In fact, a first draft of so-called longform documents on the syndication are only now being distributed to committed lenders. So considering the continuing malaise in the credit markets, those involved in the process suggest it reflects well on DreamWorks that the syndication will close soon at all.
“We’re getting extremely good buzz and are more than halfway there,” a source close to the financing process said. “I’m confident we will get beyond the goalposts.”
It now appears the first-phase financing will close in late April or early May, but certainly sometime in the spring. Mumbai-based Reliance Big Entertainment will match the financing at that point and already has provided some interim financing along with DreamWorks principal Steven Spielberg.
DreamWorks chose Disney over Universal because the Burbank studio offered lucrative pay TV slots with the premium pay channel Starz and about $150 million in prints and advertising money. Universal had offered only a limited TV deal and no P&A, with the latter point causing some concerns among DreamWorks’ financial partners.

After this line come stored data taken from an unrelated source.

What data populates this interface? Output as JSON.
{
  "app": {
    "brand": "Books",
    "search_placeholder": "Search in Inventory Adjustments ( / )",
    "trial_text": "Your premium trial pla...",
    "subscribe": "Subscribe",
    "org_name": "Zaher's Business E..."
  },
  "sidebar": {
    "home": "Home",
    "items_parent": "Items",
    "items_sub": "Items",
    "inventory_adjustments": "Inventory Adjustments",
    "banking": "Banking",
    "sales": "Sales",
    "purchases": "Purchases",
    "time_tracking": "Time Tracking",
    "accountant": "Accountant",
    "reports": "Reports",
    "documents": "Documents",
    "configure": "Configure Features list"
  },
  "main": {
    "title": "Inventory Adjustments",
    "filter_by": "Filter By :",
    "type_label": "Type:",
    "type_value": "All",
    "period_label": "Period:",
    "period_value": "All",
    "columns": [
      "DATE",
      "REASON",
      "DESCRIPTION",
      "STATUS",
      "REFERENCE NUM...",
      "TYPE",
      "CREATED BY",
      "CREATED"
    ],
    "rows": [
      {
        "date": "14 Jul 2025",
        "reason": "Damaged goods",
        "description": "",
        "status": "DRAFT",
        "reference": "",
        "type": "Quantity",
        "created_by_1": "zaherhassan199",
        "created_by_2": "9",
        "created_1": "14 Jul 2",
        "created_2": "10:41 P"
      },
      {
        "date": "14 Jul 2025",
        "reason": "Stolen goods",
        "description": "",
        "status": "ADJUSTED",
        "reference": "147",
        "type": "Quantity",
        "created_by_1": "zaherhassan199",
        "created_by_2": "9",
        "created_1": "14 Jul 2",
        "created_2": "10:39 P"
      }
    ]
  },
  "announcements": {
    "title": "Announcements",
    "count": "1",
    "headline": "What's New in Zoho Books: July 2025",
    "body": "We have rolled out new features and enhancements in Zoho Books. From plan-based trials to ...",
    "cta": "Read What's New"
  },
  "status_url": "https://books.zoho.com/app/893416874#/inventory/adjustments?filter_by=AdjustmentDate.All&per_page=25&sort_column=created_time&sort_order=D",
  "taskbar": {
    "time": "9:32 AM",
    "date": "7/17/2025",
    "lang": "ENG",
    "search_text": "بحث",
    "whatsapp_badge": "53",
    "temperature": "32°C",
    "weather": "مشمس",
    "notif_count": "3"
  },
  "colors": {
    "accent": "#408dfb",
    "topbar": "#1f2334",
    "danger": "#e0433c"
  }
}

Spielberg and DreamWorks chief Stacey Snider ended their executive contracts with Paramount in the fall, effectively ending a two-year relationship with the Melrose studio. Work to secure funding for a slate of DreamWorks-owned projects began almost immediately afterwards.

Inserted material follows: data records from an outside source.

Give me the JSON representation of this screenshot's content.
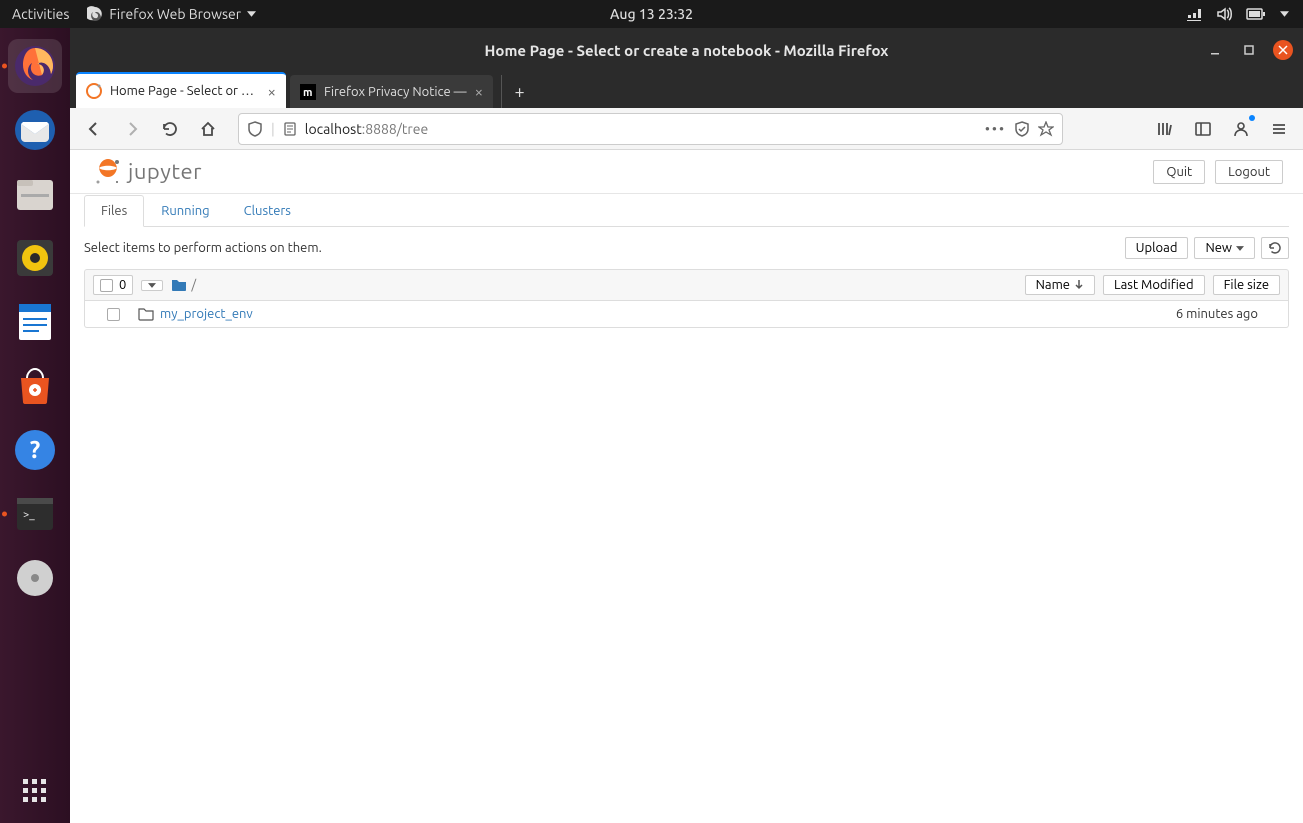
{
  "gnome": {
    "activities": "Activities",
    "app_menu": "Firefox Web Browser",
    "clock": "Aug 13  23:32"
  },
  "dock": {
    "items": [
      "firefox",
      "thunderbird",
      "files",
      "rhythmbox",
      "writer",
      "software",
      "help",
      "terminal",
      "disk"
    ]
  },
  "firefox": {
    "window_title": "Home Page - Select or create a notebook - Mozilla Firefox",
    "tabs": [
      {
        "label": "Home Page - Select or cr…",
        "active": true
      },
      {
        "label": "Firefox Privacy Notice —",
        "active": false
      }
    ],
    "url_host": "localhost",
    "url_port": ":8888",
    "url_path": "/tree"
  },
  "jupyter": {
    "logo_text": "jupyter",
    "quit": "Quit",
    "logout": "Logout",
    "tabs": [
      {
        "label": "Files",
        "active": true
      },
      {
        "label": "Running",
        "active": false
      },
      {
        "label": "Clusters",
        "active": false
      }
    ],
    "hint": "Select items to perform actions on them.",
    "upload": "Upload",
    "new": "New",
    "selected_count": "0",
    "breadcrumb_root": "/",
    "col_name": "Name",
    "col_modified": "Last Modified",
    "col_size": "File size",
    "rows": [
      {
        "name": "my_project_env",
        "modified": "6 minutes ago",
        "size": ""
      }
    ]
  }
}
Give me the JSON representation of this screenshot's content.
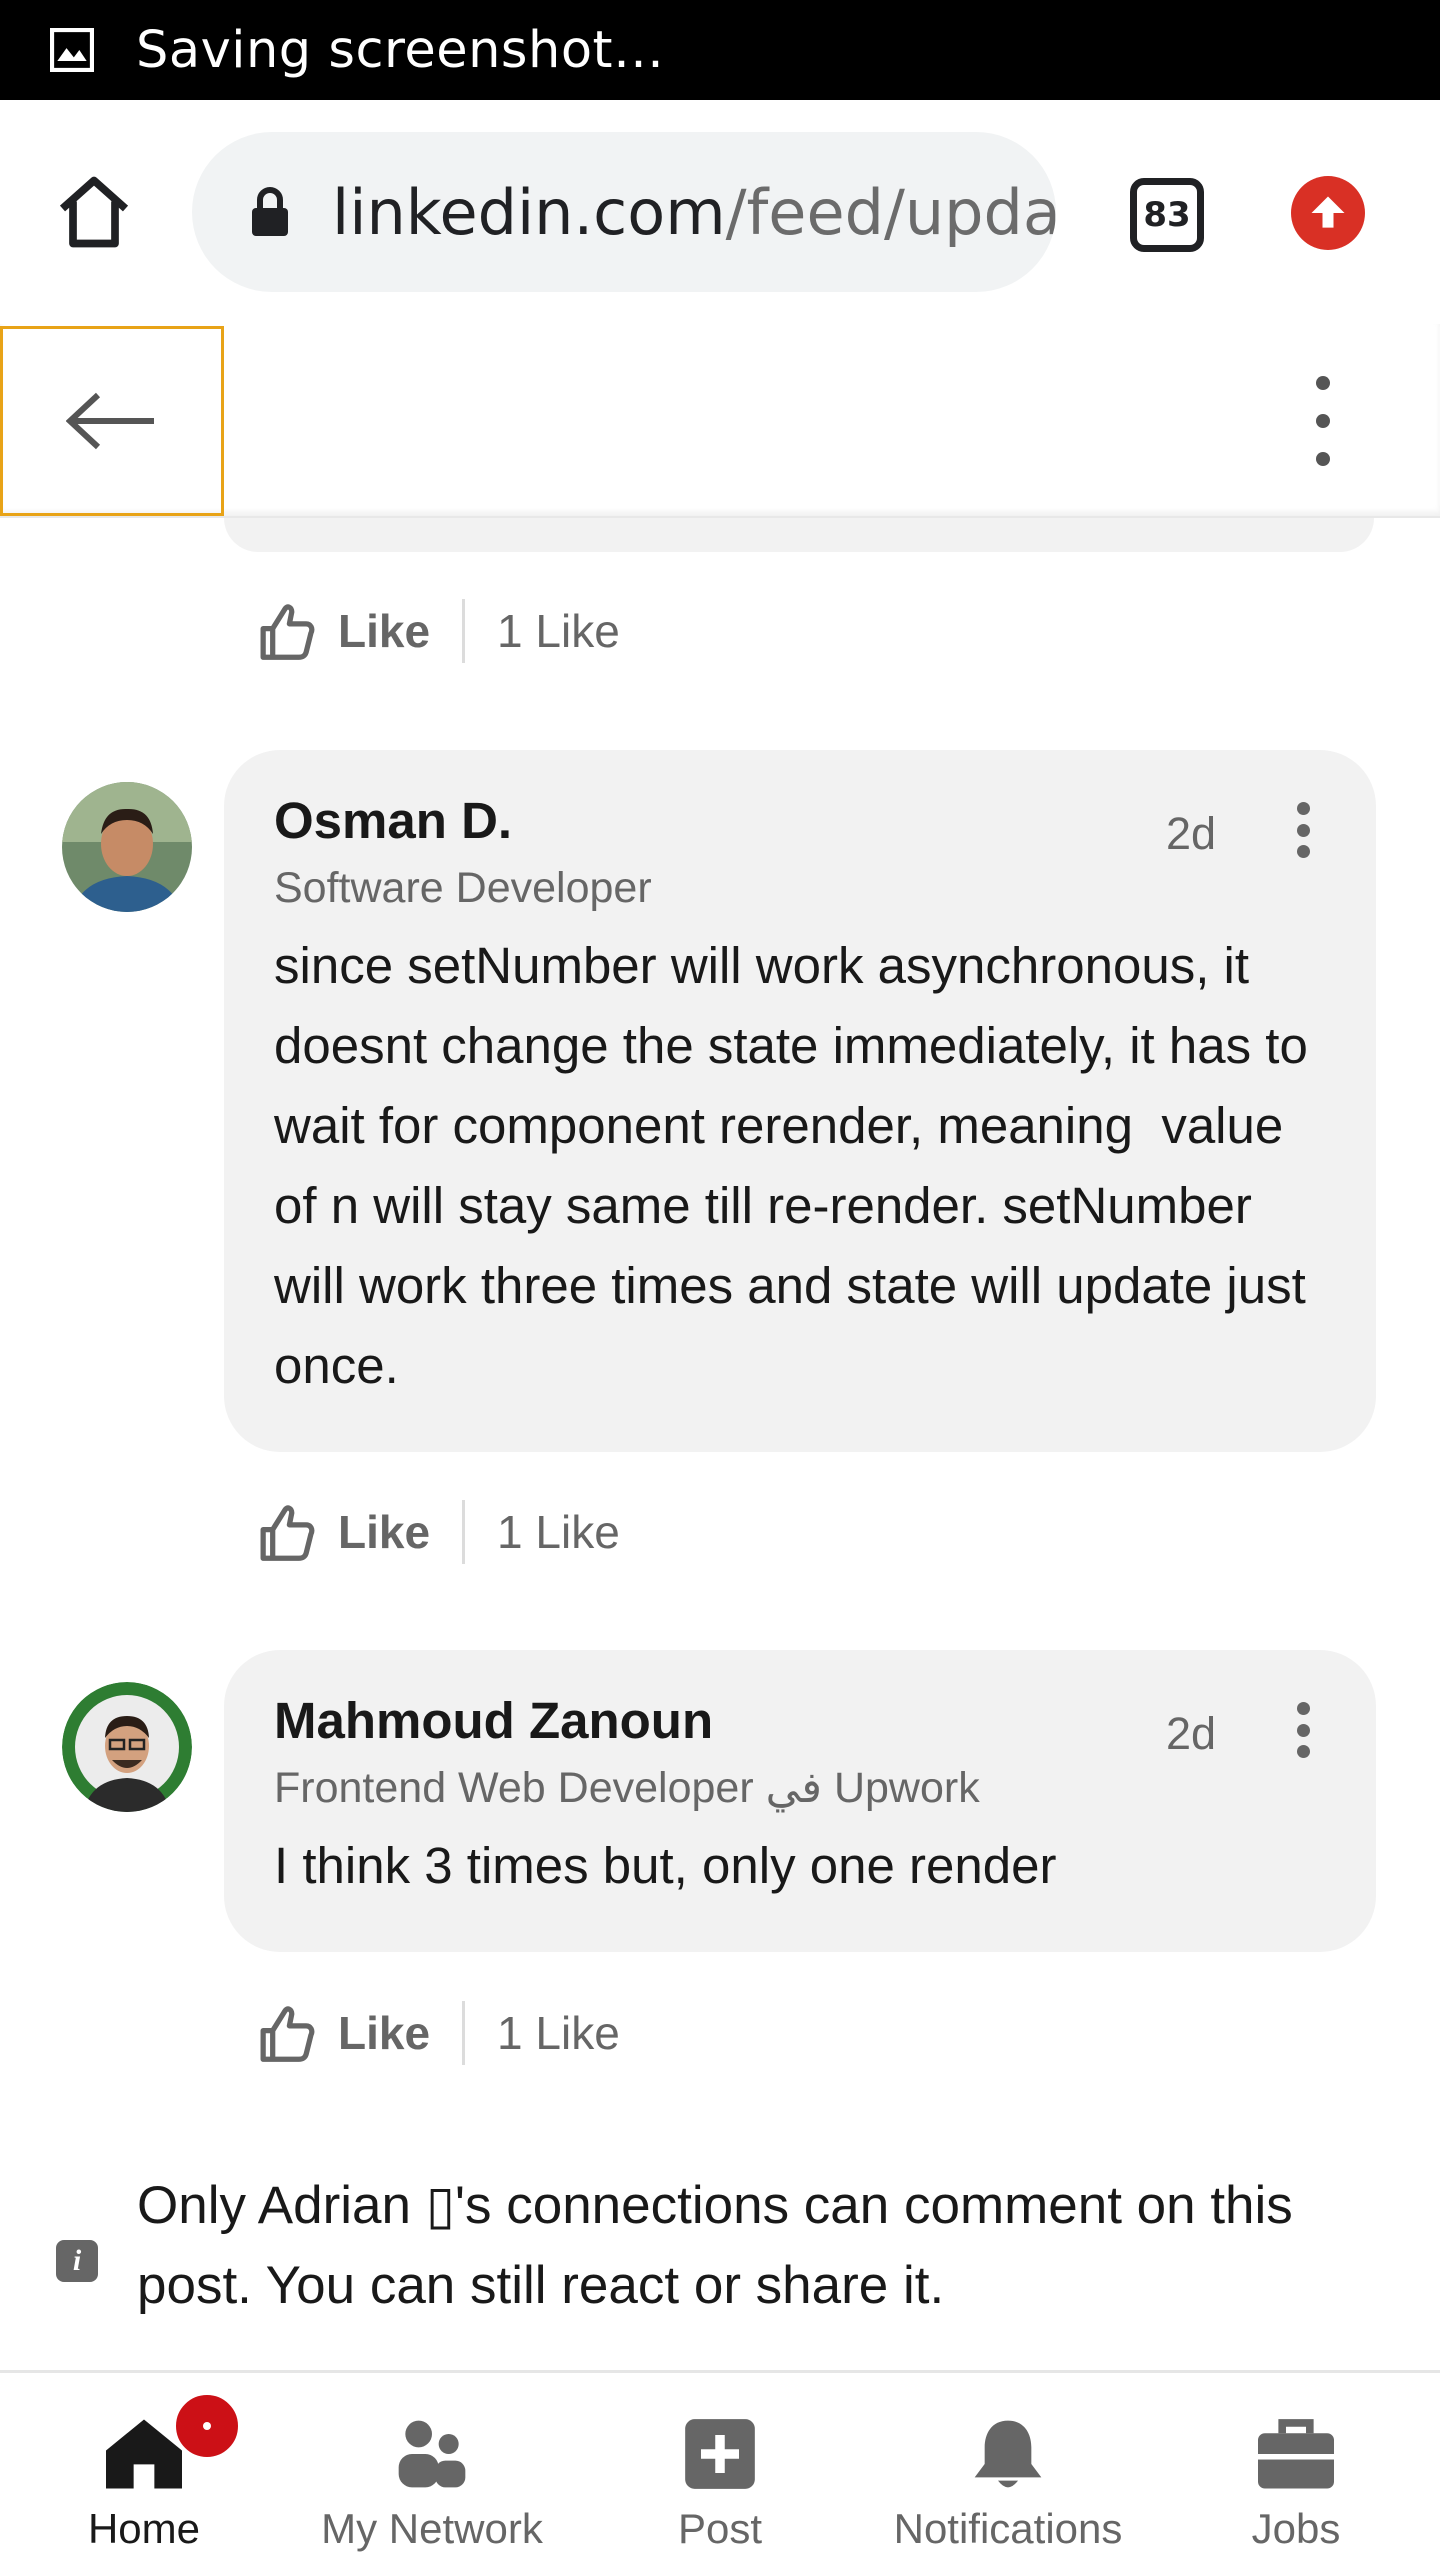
{
  "status_bar": {
    "text": "Saving screenshot…",
    "icon": "image-icon"
  },
  "browser": {
    "url_host": "linkedin.com",
    "url_path": "/feed/update/urn:li:activity",
    "tab_count": "83",
    "icons": {
      "home": "home-icon",
      "lock": "lock-icon",
      "update": "update-arrow-icon"
    }
  },
  "header": {
    "back_icon": "back-arrow-icon",
    "more_icon": "more-vertical-icon"
  },
  "comments": [
    {
      "like_label": "Like",
      "like_count": "1 Like"
    },
    {
      "name": "Osman D.",
      "headline": "Software Developer",
      "time": "2d",
      "text": "since setNumber will work asynchronous, it doesnt change the state immediately, it has to wait for component rerender, meaning  value of n will stay same till re-render. setNumber will work three times and state will update just once.",
      "like_label": "Like",
      "like_count": "1 Like"
    },
    {
      "name": "Mahmoud Zanoun",
      "headline": "Frontend Web Developer في Upwork",
      "time": "2d",
      "text": "I think 3 times but, only one render",
      "like_label": "Like",
      "like_count": "1 Like"
    }
  ],
  "notice": {
    "text": "Only Adrian ▯'s connections can comment on this post. You can still react or share it."
  },
  "nav": [
    {
      "label": "Home",
      "icon": "home-filled-icon",
      "active": true
    },
    {
      "label": "My Network",
      "icon": "people-icon"
    },
    {
      "label": "Post",
      "icon": "plus-square-icon"
    },
    {
      "label": "Notifications",
      "icon": "bell-icon"
    },
    {
      "label": "Jobs",
      "icon": "briefcase-icon"
    }
  ],
  "colors": {
    "accent_red": "#cc1016",
    "bubble": "#f2f2f2",
    "text_secondary": "#666666",
    "focus_outline": "#e8a317"
  }
}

Projects well advanced in development at DreamWorks following their ownership transfer from Paramount include the political thriller “Motorcade,” the literary adaptation “The 39 Clues,” the fact-based drama “The Trial of the Chicago Seven” and a pair of comic-book adaptations — “Cowboys and Aliens” and “Atlantis Rising.” Other pics in development include the recently acquired literary adaptation “The Big One” and the space adventure “Quartermain,” among others.
DreamWorks execs are confident of having at least a couple productions under way by the fall. Also heading before the cameras in October is “Dinner for Schmucks,” a Jay Roach comedy set for release in 2011 by Paramount with DreamWorks and Spyglass on board to co-finance with Paramount.
DreamWorks execs envision releasing about four to six films per year through Disney eventually.